According to Prof. Zhdrakov, the way the figures are placed in space is one of the arguments of researchers who think that Proto-Bulgarians are not of Turkic origin.
"The Bulgarian devtash stones are placed in the shape of a square while those in Altay are placed in rows. But we should not forget who the enemies were. In Central Asia, they were predominantly horsemen who moved in a row, while here we see a very creative interpretation of a victory over a Roman legion where there is square formation."
On the territory of Bulgaria many such stones have been found, mainly in the area of Pliska and Madara, where one of the fortresses near the ancient Bulgarian capital is located.

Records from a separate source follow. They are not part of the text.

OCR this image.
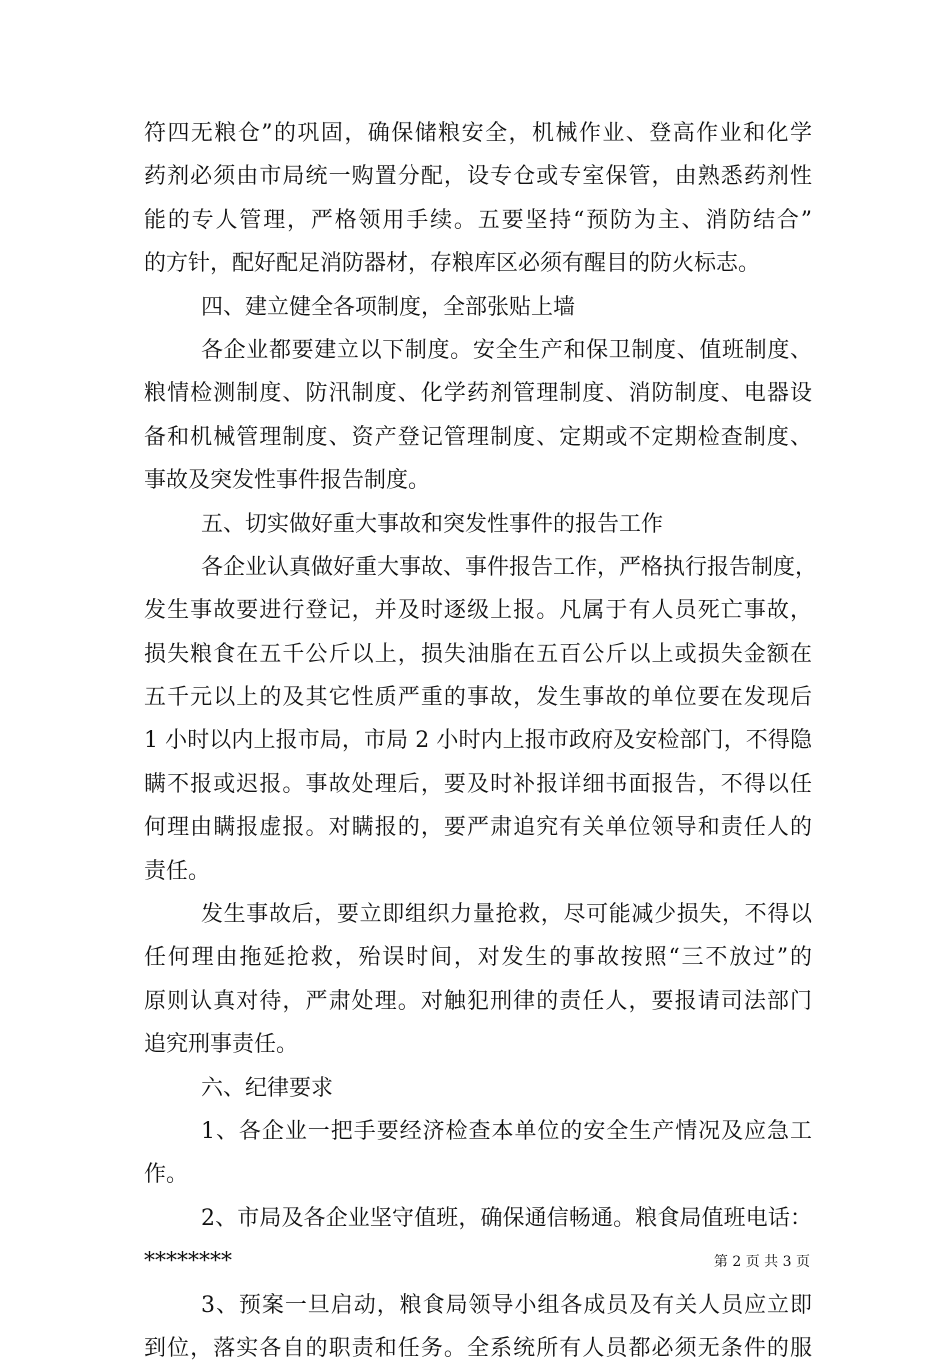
符四无粮仓”的巩固，确保储粮安全，机械作业、登高作业和化学
药剂必须由市局统一购置分配，设专仓或专室保管，由熟悉药剂性
能的专人管理，严格领用手续。五要坚持“预防为主、消防结合”
的方针，配好配足消防器材，存粮库区必须有醒目的防火标志。
四、建立健全各项制度，全部张贴上墙
各企业都要建立以下制度。安全生产和保卫制度、值班制度、
粮情检测制度、防汛制度、化学药剂管理制度、消防制度、电器设
备和机械管理制度、资产登记管理制度、定期或不定期检查制度、
事故及突发性事件报告制度。
五、切实做好重大事故和突发性事件的报告工作
各企业认真做好重大事故、事件报告工作，严格执行报告制度，
发生事故要进行登记，并及时逐级上报。凡属于有人员死亡事故，
损失粮食在五千公斤以上，损失油脂在五百公斤以上或损失金额在
五千元以上的及其它性质严重的事故，发生事故的单位要在发现后
1 小时以内上报市局，市局 2 小时内上报市政府及安检部门，不得隐
瞒不报或迟报。事故处理后，要及时补报详细书面报告，不得以任
何理由瞒报虚报。对瞒报的，要严肃追究有关单位领导和责任人的
责任。
发生事故后，要立即组织力量抢救，尽可能减少损失，不得以
任何理由拖延抢救，殆误时间，对发生的事故按照“三不放过”的
原则认真对待，严肃处理。对触犯刑律的责任人，要报请司法部门
追究刑事责任。
六、纪律要求
1、各企业一把手要经济检查本单位的安全生产情况及应急工
作。
2、市局及各企业坚守值班，确保通信畅通。粮食局值班电话：
********
3、预案一旦启动，粮食局领导小组各成员及有关人员应立即
到位，落实各自的职责和任务。全系统所有人员都必须无条件的服
第 2 页 共 3 页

It is not by chance that the two best-preserved stone babas that we know come from this region. But what gives us the reason to believe the Proto Bulgarian were the creators of these stone statues and not some other peoples who crossed our lands?

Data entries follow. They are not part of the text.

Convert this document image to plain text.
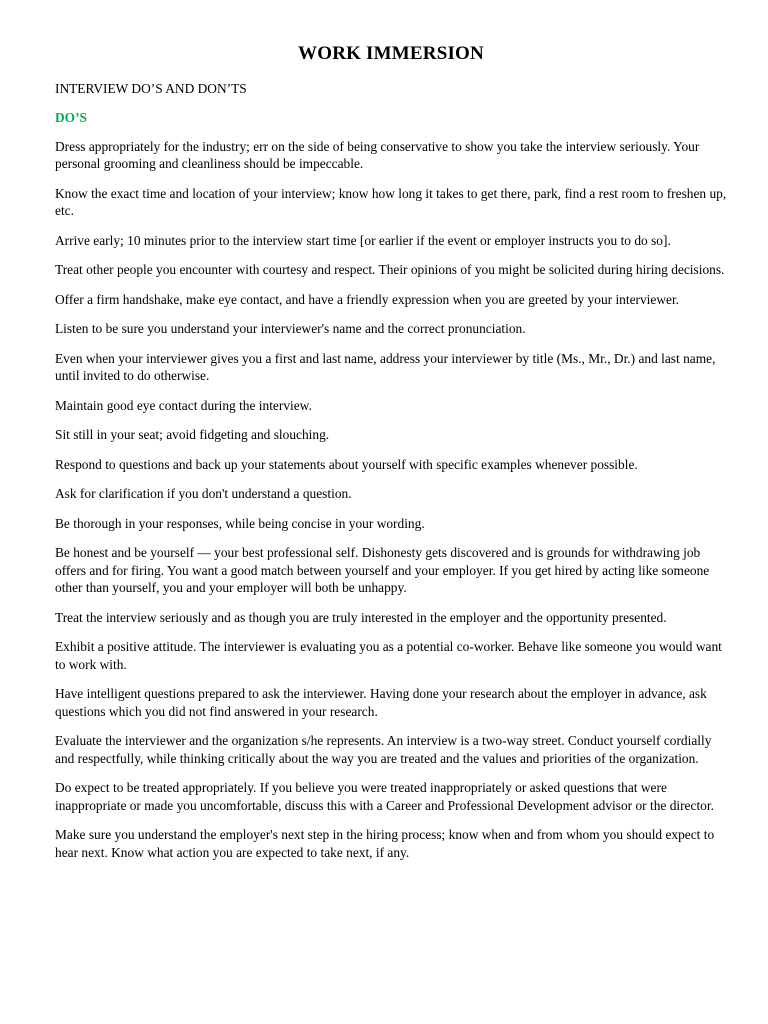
WORK IMMERSION

INTERVIEW DO’S AND DON’TS

DO’S

Dress appropriately for the industry; err on the side of being conservative to show you take the interview seriously. Your personal grooming and cleanliness should be impeccable.
Know the exact time and location of your interview; know how long it takes to get there, park, find a rest room to freshen up, etc.
Arrive early; 10 minutes prior to the interview start time [or earlier if the event or employer instructs you to do so].
Treat other people you encounter with courtesy and respect. Their opinions of you might be solicited during hiring decisions.
Offer a firm handshake, make eye contact, and have a friendly expression when you are greeted by your interviewer.
Listen to be sure you understand your interviewer's name and the correct pronunciation.
Even when your interviewer gives you a first and last name, address your interviewer by title (Ms., Mr., Dr.) and last name, until invited to do otherwise.
Maintain good eye contact during the interview.
Sit still in your seat; avoid fidgeting and slouching.
Respond to questions and back up your statements about yourself with specific examples whenever possible.
Ask for clarification if you don't understand a question.
Be thorough in your responses, while being concise in your wording.
Be honest and be yourself — your best professional self. Dishonesty gets discovered and is grounds for withdrawing job offers and for firing. You want a good match between yourself and your employer. If you get hired by acting like someone other than yourself, you and your employer will both be unhappy.
Treat the interview seriously and as though you are truly interested in the employer and the opportunity presented.
Exhibit a positive attitude. The interviewer is evaluating you as a potential co-worker. Behave like someone you would want to work with.
Have intelligent questions prepared to ask the interviewer. Having done your research about the employer in advance, ask questions which you did not find answered in your research.
Evaluate the interviewer and the organization s/he represents. An interview is a two-way street. Conduct yourself cordially and respectfully, while thinking critically about the way you are treated and the values and priorities of the organization.
Do expect to be treated appropriately. If you believe you were treated inappropriately or asked questions that were inappropriate or made you uncomfortable, discuss this with a Career and Professional Development advisor or the director.
Make sure you understand the employer's next step in the hiring process; know when and from whom you should expect to hear next. Know what action you are expected to take next, if any.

"This is the biggest problem - saying when exactly these were built. One of the solid reasons is their geographic location. They are located close to the Old Bulgarian capital Pliska. Some say a pair of statues are the work of later Turkic people inhabiting the Bulgarian lands, for which we have information - the Pechenegs, the Cumans. But there is little chance that they would have placed such stones in the Christian Roman Empire. It is logical to remember that the Byzantines would not keep them. This gives us reason to relate them to our early Proto-Bulgarian period since the time of Asparuh and Tervel. In the steppes, north of the Black Sea, a large number of such monuments has been found. Most of them are not in their original places, so it is hard to tell their links. There is a collection in the Poltava lapidarium. In general, these stones are regarded by Russian explorers (mostly archaeologist Svetlana Pletnjova) as the work of Cumans and possibly Pechenegs. But other researchers associate them with an earlier period," associate professor Zhdrakov says in conclusion.